Para combater a tendência, defende que “temos de apostar mais naquilo que dizemos que gostamos de fazer, que é a prevenção”, tanto mais que a diabetes é uma das principais causas deste problema. Além da necessidade de envolver as pessoas, apelando à sua “responsabilidade individual”, o médico considera também que a sociedade como um todo deve ser chamada a actuar para “mudar o nosso ambiente, que é nesta altura favorável ao excesso de peso, à obesidade e às doenças cardiovasculares”. Por outro lado, entende que “precisamos de uma organização dos cuidados de saúde que permita identificar estas pessoas mais cedo, porque o tratamento da diabetes é sempre muito mais simples nesta fase inicial, e porque podemos prevenir a evolução para a doença renal e para as outras complicações da diabetes”.

Em relação a medidas concretas a adoptar, o clínico frisa que as recomendações actualmente disponíveis já indicam o tipo de rastreio que deve ser feito, e que passa por uma análise ao sangue e à urina. Além disso, reforça a necessidade de se fazer o controlo da glicemia, da pressão arterial e dos níveis de colesterol, pois tudo isto “é importante para a evolução da doença renal”, mas “o que estes resultados mostram é que estas análises ainda não são pedidas a todas as pessoas com diabetes que estão identificadas no sistema, e, portanto, falhamos logo num passo inicial, que é na detecção destas situações”.

Plano de integração de cuidados

Presente na sessão esteve também Rui Portugal, subdirector-geral da Saúde, que perante os dados assumiu que tem “cada vez mais dificuldade em olhar para a valorização das prioridades relativamente a custos”, considerando que “vida e qualidade de vida valem mais do que as condições financeiras”. Nesse sentido, corroborou a necessidade de se apostar em medidas de prevenção e promoção, pois “são aquelas que têm múltiplos impactos relativamente à população”.​

Especificamente no que diz respeito à doença renal crónica, o responsável lembrou que a Direcção-Geral da Saúde tem vindo a trabalhar numa proposta de integração de cuidados, incluída no Plano Nacional de Segurança do Doente, que poderá constituir uma mais-valia. “Pensamos que poderá entrar em vigor e que tenha investimentos próprios, que seja uma ajuda relativamente a todo o percurso, desde a prevenção, às questões do tratamento e acesso às inovações”, explicou. À margem do encontro, Rui Portugal referiu que ainda não há data para a passagem do documento à prática, mas encara-o como “uma belíssima medida relativamente à apresentação dos dados deste estudo”, o qual lembrou que não conhece em profundidade e, como tal, mantém algumas reservas em relação ao mesmo.
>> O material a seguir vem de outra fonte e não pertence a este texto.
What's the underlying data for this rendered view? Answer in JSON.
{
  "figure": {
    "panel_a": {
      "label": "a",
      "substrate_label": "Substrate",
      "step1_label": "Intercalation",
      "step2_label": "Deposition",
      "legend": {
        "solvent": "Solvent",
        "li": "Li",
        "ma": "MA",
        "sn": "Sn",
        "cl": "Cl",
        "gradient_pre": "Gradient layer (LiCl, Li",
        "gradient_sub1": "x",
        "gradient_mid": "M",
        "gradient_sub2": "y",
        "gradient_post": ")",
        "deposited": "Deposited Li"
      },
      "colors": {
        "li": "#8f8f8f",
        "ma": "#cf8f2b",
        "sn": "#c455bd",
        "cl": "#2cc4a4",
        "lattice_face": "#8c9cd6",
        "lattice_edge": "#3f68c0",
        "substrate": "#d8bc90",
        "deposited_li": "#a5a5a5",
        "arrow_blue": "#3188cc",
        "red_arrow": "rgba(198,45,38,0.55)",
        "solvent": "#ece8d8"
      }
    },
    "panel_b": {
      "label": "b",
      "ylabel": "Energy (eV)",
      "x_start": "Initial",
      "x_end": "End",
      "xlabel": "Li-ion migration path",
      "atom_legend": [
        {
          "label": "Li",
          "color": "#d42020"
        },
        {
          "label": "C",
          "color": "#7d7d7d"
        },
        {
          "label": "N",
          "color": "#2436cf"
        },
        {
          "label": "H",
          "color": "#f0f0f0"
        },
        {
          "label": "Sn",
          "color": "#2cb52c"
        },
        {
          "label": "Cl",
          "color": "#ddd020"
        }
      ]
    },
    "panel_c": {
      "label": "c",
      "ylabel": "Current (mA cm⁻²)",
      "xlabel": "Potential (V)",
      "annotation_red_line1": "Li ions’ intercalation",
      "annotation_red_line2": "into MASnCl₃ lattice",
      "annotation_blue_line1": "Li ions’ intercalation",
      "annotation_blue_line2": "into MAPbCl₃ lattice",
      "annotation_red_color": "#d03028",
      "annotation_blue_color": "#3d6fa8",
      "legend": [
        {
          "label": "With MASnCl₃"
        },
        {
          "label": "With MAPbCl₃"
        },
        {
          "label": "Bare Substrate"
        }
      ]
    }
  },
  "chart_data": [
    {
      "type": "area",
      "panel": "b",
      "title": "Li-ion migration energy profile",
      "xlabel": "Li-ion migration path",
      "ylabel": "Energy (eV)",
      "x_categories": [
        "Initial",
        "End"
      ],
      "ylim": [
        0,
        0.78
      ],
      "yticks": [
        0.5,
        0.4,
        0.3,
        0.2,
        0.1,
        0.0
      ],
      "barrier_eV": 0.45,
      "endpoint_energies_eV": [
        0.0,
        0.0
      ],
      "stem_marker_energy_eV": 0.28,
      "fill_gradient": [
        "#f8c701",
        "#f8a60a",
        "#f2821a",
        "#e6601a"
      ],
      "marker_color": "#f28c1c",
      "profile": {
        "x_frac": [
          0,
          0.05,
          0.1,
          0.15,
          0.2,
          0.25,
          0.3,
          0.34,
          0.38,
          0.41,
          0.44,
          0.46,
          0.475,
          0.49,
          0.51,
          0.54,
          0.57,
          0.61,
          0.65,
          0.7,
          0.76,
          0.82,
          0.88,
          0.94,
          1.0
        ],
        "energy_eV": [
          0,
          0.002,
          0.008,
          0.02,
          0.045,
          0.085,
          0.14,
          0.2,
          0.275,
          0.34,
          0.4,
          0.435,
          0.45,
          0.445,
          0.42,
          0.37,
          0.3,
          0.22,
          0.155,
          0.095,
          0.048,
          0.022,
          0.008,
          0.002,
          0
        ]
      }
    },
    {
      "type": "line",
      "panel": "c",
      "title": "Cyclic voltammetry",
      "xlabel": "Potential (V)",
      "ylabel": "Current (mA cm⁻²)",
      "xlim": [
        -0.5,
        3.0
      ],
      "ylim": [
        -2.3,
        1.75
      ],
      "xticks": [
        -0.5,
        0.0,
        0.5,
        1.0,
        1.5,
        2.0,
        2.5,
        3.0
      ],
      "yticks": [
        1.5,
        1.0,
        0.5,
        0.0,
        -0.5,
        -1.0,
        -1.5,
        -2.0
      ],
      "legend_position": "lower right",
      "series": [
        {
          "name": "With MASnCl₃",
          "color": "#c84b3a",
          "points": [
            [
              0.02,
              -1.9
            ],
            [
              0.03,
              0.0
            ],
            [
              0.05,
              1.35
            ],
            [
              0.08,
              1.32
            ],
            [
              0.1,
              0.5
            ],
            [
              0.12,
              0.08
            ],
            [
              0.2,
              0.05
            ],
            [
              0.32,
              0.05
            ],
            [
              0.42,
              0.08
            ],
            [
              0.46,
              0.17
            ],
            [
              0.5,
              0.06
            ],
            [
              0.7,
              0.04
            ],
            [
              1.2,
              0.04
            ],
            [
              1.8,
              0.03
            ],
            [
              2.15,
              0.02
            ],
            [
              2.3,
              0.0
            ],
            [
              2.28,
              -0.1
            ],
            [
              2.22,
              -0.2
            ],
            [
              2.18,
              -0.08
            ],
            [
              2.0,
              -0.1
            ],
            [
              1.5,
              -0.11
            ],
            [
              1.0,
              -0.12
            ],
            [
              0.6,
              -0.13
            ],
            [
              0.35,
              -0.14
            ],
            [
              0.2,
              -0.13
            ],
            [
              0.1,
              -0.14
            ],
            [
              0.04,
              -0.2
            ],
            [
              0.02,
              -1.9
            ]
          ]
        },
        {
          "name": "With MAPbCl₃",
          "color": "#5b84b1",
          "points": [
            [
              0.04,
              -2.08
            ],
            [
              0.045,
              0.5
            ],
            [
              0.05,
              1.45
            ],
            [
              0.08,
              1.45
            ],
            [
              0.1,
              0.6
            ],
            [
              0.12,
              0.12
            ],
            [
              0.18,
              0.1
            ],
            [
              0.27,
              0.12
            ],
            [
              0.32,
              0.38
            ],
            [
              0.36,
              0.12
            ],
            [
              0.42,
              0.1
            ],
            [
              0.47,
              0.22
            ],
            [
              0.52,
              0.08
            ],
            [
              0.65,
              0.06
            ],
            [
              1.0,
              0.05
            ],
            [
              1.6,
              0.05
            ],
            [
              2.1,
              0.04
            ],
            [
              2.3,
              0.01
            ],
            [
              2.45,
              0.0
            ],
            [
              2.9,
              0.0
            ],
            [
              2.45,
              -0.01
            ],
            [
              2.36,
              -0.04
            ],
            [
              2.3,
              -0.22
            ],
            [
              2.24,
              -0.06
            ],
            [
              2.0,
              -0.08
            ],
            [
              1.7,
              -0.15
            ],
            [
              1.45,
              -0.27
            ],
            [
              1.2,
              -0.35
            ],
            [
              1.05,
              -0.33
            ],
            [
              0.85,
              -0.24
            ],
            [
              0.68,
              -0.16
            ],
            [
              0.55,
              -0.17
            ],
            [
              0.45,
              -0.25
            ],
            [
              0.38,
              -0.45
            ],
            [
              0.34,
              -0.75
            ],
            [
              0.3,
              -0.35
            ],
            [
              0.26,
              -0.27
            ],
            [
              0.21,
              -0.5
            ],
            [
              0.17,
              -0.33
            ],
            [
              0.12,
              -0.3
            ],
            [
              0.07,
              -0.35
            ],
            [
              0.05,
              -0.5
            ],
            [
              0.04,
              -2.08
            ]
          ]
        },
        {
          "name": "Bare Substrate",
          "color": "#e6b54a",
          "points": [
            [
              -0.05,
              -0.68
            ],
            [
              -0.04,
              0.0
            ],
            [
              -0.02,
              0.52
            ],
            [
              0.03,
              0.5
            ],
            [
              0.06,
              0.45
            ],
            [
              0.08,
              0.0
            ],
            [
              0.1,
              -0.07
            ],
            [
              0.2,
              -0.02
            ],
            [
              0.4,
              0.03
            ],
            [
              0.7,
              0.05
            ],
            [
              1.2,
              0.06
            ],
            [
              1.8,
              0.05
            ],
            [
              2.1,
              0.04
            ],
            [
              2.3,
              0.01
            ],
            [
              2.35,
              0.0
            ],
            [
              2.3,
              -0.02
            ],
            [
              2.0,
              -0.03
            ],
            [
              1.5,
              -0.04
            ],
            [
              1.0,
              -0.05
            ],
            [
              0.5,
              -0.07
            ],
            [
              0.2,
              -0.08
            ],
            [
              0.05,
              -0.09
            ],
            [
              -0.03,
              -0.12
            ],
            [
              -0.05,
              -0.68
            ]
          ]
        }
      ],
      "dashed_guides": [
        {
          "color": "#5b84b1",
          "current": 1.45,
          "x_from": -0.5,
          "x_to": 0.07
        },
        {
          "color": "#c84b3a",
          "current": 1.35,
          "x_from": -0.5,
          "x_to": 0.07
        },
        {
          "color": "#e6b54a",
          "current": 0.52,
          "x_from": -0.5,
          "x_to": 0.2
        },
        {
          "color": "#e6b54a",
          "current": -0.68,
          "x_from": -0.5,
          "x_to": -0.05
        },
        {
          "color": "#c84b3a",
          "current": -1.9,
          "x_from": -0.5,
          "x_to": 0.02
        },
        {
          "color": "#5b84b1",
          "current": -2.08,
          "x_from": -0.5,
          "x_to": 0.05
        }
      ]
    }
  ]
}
Quanto à metodologia seguida, Margarida Borges explicou na ocasião que se trata de “uma metodologia bem estabelecida, desenvolvida pelo Banco Mundial e pelo Global Burden of Disease, assente num modelo matemático que, a partir dos pressupostos da população actual, prevê o que vai acontecer a estas pessoas ao longo do tempo”. A coordenadora da investigação reforçou que a principal inovação do estudo foi o facto de ter utilizado dados portugueses de vida real. Durante a apresentação das conclusões, afirmou que se constata que, em Portugal, “um eventual atraso na progressão da doença permitirá obter ganhos clínicos e diminuir custos de seguimento”.